On January 19, 2007, plaintiff filed a motion to reopen discovery in this action. In the motion, plaintiff contends that he "has reason to believe that the water at [DVI] continues to not be fit for human consumption" and he seeks to gather additional water samples from DVI to submit to the court. The record reflects that plaintiff was paroled from the state prison system in 2004, see Order filed April 11, 2005, and his motion bears a non-prison address. This action is not certified as a class action and plaintiff is not qualified to represent the interests of individuals presently incarcerated at DVI. See, e.g., McShane v. United States, 366 F.2d 286 (9th Cir. 1966) (individual proceeding in propria persona cannot ordinarily represent interests of a class). In addition, plaintiff is no longer incarcerated there and has apparently not been at that prison since he was transferred from DVI to another prison in 1997. For these reasons, plaintiff's motion to reopen discovery will be denied.

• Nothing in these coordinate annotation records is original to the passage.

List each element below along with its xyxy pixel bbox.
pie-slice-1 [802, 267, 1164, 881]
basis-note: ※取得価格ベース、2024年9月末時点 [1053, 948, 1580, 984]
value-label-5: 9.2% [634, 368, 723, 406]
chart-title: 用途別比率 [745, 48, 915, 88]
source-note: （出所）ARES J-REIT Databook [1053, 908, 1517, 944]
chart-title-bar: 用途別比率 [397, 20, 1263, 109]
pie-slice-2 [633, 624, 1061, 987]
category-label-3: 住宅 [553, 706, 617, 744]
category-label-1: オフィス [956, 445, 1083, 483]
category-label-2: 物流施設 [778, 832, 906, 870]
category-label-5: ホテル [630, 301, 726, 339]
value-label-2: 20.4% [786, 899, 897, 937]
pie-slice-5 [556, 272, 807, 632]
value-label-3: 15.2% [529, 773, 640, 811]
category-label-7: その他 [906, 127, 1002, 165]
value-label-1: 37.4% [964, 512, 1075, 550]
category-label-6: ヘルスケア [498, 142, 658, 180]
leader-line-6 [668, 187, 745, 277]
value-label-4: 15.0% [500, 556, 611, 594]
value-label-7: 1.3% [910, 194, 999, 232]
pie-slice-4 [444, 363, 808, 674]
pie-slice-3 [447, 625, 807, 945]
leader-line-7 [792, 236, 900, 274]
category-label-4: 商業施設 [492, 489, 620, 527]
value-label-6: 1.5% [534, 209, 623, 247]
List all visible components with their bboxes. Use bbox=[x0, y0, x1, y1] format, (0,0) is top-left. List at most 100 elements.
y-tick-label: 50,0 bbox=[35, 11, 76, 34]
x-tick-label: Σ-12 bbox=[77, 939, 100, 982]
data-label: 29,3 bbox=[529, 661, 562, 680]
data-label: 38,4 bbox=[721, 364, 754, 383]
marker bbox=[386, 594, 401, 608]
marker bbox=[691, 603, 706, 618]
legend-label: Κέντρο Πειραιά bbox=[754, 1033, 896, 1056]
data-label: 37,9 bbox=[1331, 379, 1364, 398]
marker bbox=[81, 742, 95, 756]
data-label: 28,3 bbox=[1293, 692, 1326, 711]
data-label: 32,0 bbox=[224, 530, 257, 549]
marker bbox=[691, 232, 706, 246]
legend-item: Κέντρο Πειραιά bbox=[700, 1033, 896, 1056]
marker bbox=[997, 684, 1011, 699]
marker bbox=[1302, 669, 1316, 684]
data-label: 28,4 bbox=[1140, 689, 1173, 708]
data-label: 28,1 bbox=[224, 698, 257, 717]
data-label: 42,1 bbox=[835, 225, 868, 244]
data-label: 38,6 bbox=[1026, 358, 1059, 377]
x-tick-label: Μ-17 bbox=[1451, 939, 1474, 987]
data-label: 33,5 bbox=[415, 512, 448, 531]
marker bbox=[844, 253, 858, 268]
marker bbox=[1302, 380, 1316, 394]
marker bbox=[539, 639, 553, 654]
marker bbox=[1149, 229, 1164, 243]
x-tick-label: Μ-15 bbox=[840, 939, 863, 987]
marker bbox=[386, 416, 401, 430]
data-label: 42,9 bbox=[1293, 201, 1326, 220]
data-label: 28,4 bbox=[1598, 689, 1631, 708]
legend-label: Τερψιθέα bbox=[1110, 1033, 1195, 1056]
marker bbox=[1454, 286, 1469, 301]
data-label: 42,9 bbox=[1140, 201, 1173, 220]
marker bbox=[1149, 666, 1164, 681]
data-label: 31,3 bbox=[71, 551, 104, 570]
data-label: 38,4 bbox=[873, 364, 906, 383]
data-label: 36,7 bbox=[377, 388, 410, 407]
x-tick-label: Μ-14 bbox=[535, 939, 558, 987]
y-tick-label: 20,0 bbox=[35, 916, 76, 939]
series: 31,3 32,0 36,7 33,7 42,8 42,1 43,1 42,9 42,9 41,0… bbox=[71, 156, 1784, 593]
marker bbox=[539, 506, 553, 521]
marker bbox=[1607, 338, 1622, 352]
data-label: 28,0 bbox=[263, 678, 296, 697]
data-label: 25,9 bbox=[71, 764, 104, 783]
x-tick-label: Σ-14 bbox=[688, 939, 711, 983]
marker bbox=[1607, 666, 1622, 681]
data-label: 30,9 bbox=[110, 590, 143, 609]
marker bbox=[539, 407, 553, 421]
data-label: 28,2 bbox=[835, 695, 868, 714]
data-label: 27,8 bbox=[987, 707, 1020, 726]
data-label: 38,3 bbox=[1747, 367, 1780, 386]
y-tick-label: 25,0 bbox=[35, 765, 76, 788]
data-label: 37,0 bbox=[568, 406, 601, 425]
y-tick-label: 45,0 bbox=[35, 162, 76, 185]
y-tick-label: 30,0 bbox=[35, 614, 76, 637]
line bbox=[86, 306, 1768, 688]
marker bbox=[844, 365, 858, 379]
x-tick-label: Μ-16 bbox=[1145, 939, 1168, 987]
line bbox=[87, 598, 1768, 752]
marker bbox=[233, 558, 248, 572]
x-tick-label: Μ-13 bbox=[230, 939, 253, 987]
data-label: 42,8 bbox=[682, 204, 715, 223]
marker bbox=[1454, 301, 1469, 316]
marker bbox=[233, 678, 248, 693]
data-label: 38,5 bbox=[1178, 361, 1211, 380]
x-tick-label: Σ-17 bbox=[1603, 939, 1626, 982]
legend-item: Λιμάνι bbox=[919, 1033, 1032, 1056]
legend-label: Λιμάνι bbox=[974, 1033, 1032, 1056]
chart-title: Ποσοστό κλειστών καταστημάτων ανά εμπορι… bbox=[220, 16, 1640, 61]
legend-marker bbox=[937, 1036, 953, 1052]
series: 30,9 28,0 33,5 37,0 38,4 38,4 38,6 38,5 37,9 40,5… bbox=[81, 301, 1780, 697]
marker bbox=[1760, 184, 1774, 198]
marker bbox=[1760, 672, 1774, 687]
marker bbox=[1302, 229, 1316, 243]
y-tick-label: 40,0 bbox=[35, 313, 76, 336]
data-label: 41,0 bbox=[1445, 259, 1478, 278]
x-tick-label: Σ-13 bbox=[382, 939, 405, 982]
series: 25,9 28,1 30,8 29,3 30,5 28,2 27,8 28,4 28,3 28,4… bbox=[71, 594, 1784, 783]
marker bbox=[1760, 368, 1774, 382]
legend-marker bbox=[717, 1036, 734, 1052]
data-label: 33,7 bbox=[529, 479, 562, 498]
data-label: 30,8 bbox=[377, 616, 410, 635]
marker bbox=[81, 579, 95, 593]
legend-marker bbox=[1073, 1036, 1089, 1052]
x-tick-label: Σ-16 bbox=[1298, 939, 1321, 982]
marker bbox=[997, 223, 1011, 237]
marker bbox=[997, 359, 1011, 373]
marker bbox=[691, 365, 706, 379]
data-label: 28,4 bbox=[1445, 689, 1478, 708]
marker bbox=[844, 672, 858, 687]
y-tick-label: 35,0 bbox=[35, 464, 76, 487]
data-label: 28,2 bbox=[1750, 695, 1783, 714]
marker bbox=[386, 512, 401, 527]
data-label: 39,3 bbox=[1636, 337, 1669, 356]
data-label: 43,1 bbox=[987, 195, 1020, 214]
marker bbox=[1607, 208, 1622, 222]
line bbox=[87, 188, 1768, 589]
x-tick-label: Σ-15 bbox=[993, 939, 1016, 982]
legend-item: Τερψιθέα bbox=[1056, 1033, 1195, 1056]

Defendants are no longer responsible for providing plaintiff with an adequate water supply, and there is no evidence in the record that plaintiff has any expectation of being incarcerated again at DVI. Accordingly, plaintiff's request for injunctive relief should be dismissed as moot. See Preiser v. Newhich, 422 U.S. 395, 402-03 (1975); Johnson v. Moore, 948 F.2d 517, 519 (9th Cir. 1990).*fn1

In accordance with the above, IT IS HEREBY ORDERED that plaintiff's January 19, 2007 motion to reopen discovery is denied; and

IT IS HEREBY RECOMMENDED that plaintiff's request for injunctive relief be dismissed as moot.

These findings and recommendations are submitted to the United States District Judge assigned to the case, pursuant to the provisions of 28 U.S.C. § 636(b)(l). Within fourteen days after being served with these findings and recommendations, any party may file written objections with the court and serve a copy on all parties. Such a document should be captioned "Objections to Magistrate Judge's Findings and Recommendations." Any reply to the objections shall be served and filed within fourteen days after service of the objections. The parties are advised that failure to file objections within the specified time may waive the right to appeal the District Court's order. Martinez v. Ylst, 951 F.2d 1153 (9th Cir. 1991).